Clavicle, by Marta Sanz

Black, black, black

In crime novels there are usually always two branches, that of the case itself and that of the investigator. Because no crime seems to have enough hook if it is not opposed to the hell of the investigator on duty.

And Marta Sanz saw the opportunity and thought is to decompensate the matter. Because Zarco, his detective, is in charge of the murder of Cristina Esquivel, right ..., but the most important issue is his personal relationship with his ex-wife, Paula, because what Paula and Zarco were able to experience, before he openly manifested himself as homosexual, he could give rise to a thousand pending issues in that great lie that his marriage must have been.

They would marry for something, no doubt. And from their constant calls and rich conversations, we understand that they are two soul mates at their respective opposite poles, oddly enough, although we certainly never abandon the whole case of the murdered young woman. Because after contacting Olmo, a young man with whom Zarco would have more than just a conversation, the diary of his mother, Luz, is discovered, as apparently harmless as it is surprisingly Machiavellian to put her neighborhood in order, in the best way possible.

Black, black, black

Other recommended books by Marta Sanz

Farándula

Where life is a hurricane that can wipe out everything. Where everything that happens is the end and trigger of a new storm. All calm is a hurricane eye in a world ruled by impossible hopes, egos, desires and life to the fullest.

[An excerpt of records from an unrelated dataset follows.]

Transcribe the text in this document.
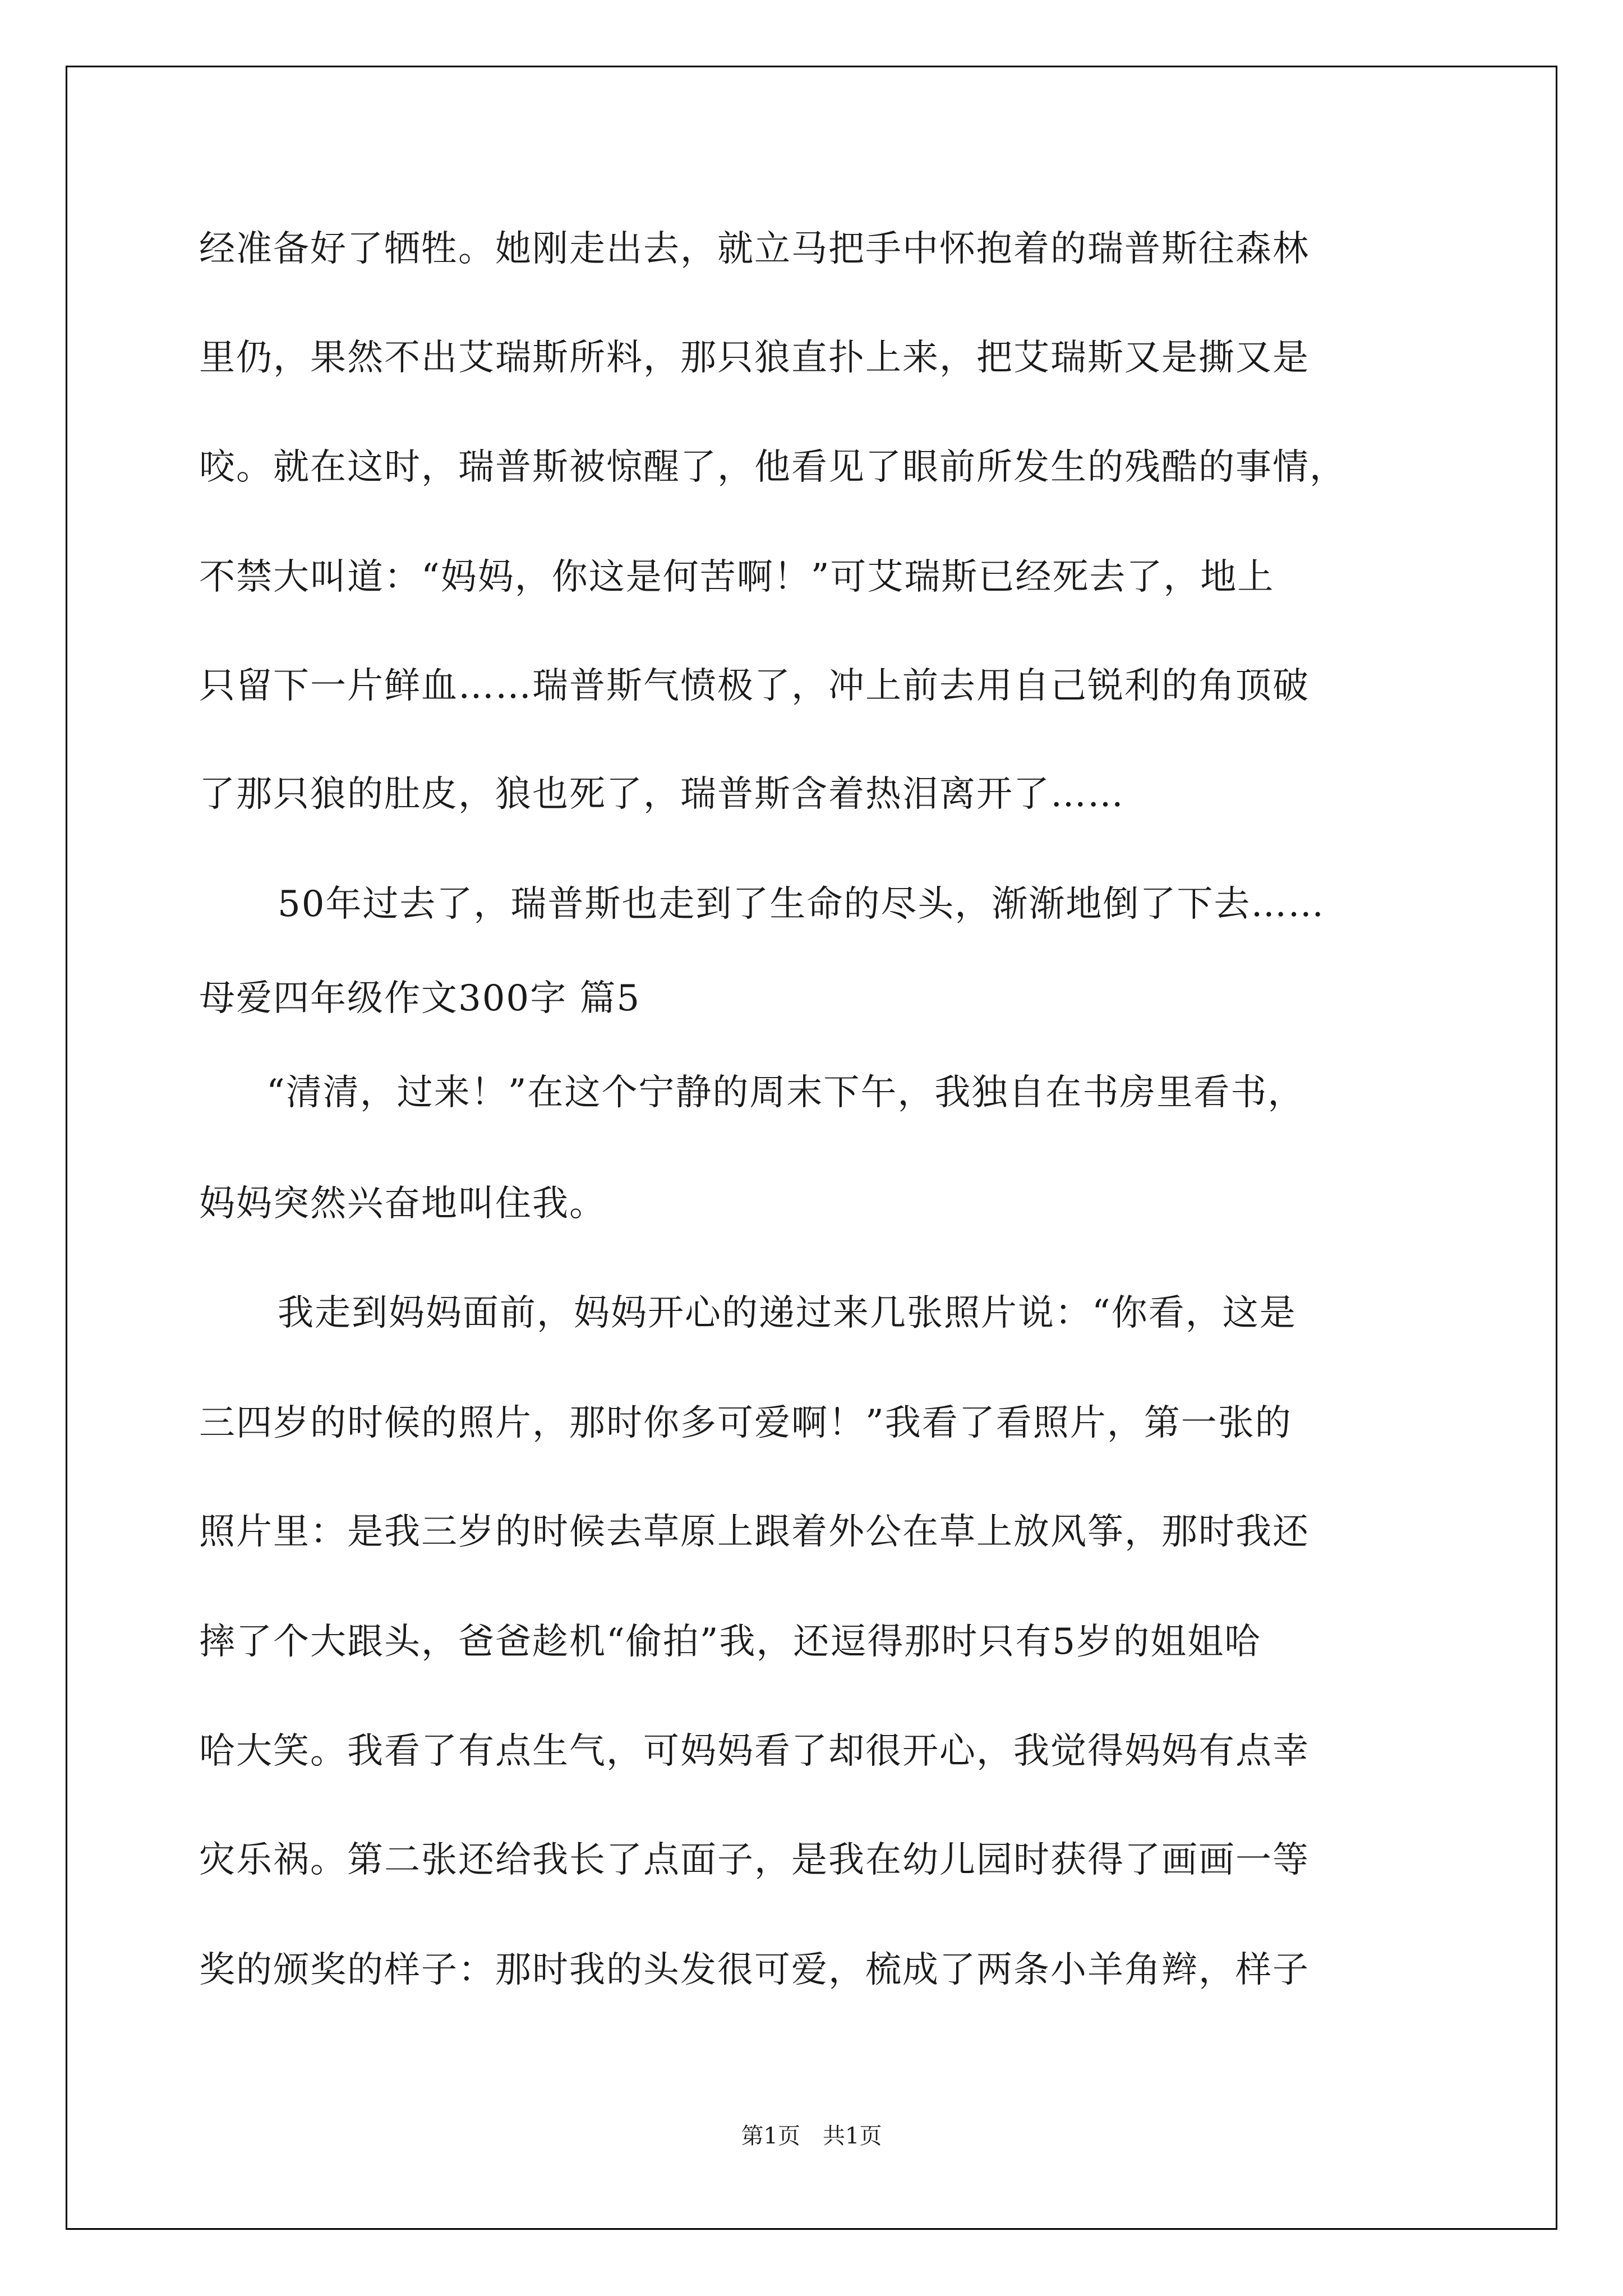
经准备好了牺牲。她刚走出去，就立马把手中怀抱着的瑞普斯往森林
里仍，果然不出艾瑞斯所料，那只狼直扑上来，把艾瑞斯又是撕又是
咬。就在这时，瑞普斯被惊醒了，他看见了眼前所发生的残酷的事情，
不禁大叫道：“妈妈，你这是何苦啊！”可艾瑞斯已经死去了，地上
只留下一片鲜血……瑞普斯气愤极了，冲上前去用自己锐利的角顶破
了那只狼的肚皮，狼也死了，瑞普斯含着热泪离开了……
50年过去了，瑞普斯也走到了生命的尽头，渐渐地倒了下去……
母爱四年级作文300字 篇5
“清清，过来！”在这个宁静的周末下午，我独自在书房里看书，
妈妈突然兴奋地叫住我。
我走到妈妈面前，妈妈开心的递过来几张照片说：“你看，这是
三四岁的时候的照片，那时你多可爱啊！”我看了看照片，第一张的
照片里：是我三岁的时候去草原上跟着外公在草上放风筝，那时我还
摔了个大跟头，爸爸趁机“偷拍”我，还逗得那时只有5岁的姐姐哈
哈大笑。我看了有点生气，可妈妈看了却很开心，我觉得妈妈有点幸
灾乐祸。第二张还给我长了点面子，是我在幼儿园时获得了画画一等
奖的颁奖的样子：那时我的头发很可爱，梳成了两条小羊角辫，样子
第1页　共1页
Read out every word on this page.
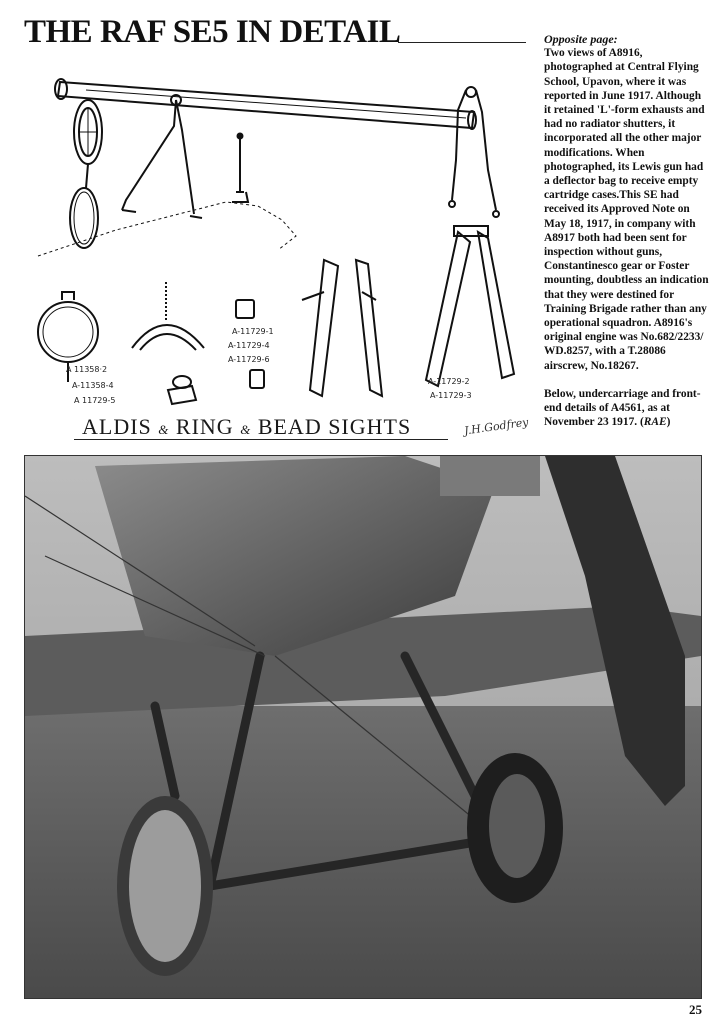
THE RAF SE5 IN DETAIL
A 11358·2
A-11358-4
A 11729-5
A-11729-1
A-11729-4
A-11729-6
A-11729-2
A-11729-3
ALDIS & RING & BEAD SIGHTS	J.H.Godfrey

Opposite page:

Two views of A8916, photographed at Central Flying School, Upavon, where it was reported in June 1917. Although it retained 'L'-form exhausts and had no radiator shutters, it incorporated all the other major modifications. When photographed, its Lewis gun had a deflector bag to receive empty cartridge cases.This SE had received its Approved Note on May 18, 1917, in company with A8917 both had been sent for inspection without guns, Constantinesco gear or Foster mounting, doubtless an indication that they were destined for Training Brigade rather than any operational squadron. A8916's original engine was No.682/2233/ WD.8257, with a T.28086 airscrew, No.18267.

Below, undercarriage and front-end details of A4561, as at November 23 1917. (RAE)

25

The actress Valeria Falcón is a friend of Ana Urrutia, an old glory who has nowhere to fall dead. His decline overlaps with the emergence of Natalia de Miguel, a young aspirant who falls in love with the cynical Lorenzo Lucas. Daniel Valls confronts his success, his money and his glamor with the possibility of his political commitment. Charlotte Saint-Clair, his wife, takes care of him like a geisha and hates Valeria, Daniel's great friend.

A stroke, the theatrical montage of Eva in the nude and the signing of a manifesto will discover the reader: A story about the fear of losing one's place. On the resistance to metamorphosis and its convenience - or not. On what it means to be reactionary today. On language changes that reflect changes in the world. On the loss of prestige of culture and its possibility of intervening in reality. On the devaluation of the artist's image. And its precariousness. About the public.

On generational change and aging. About the rich actors who sign manifestos and the poor actors who don't sign anything because nobody takes them into account. On the paradox that only when someone is anonymous does he begin to serve something in his community. On charity as evil and charity galas as a reproductive loop of injustice. On whether the system can be fought from within the system. An edge, funny, sad, pointed, urgent text. It's show business.

Farándula
5/5 - (11 votes)

3 comments on "The 3 best books by Marta Sanz"

  1. Today I personally met Marta Sanz, we had a meeting at EMMA, a place (trembling because of the danger of disappearing due to the policies of the CM) where especially women from a complicated neighborhood like El Pozo del Tío Raimundo, we can meet, help , train, support ...
    It has been an interesting, exciting, fun talk. We have thought together, exchanging opinions.
    Enjoying a kind talk, so necessary (kindness in these turbulent times)
    I recommend reading it and getting to know it. A pleasure. Thanks.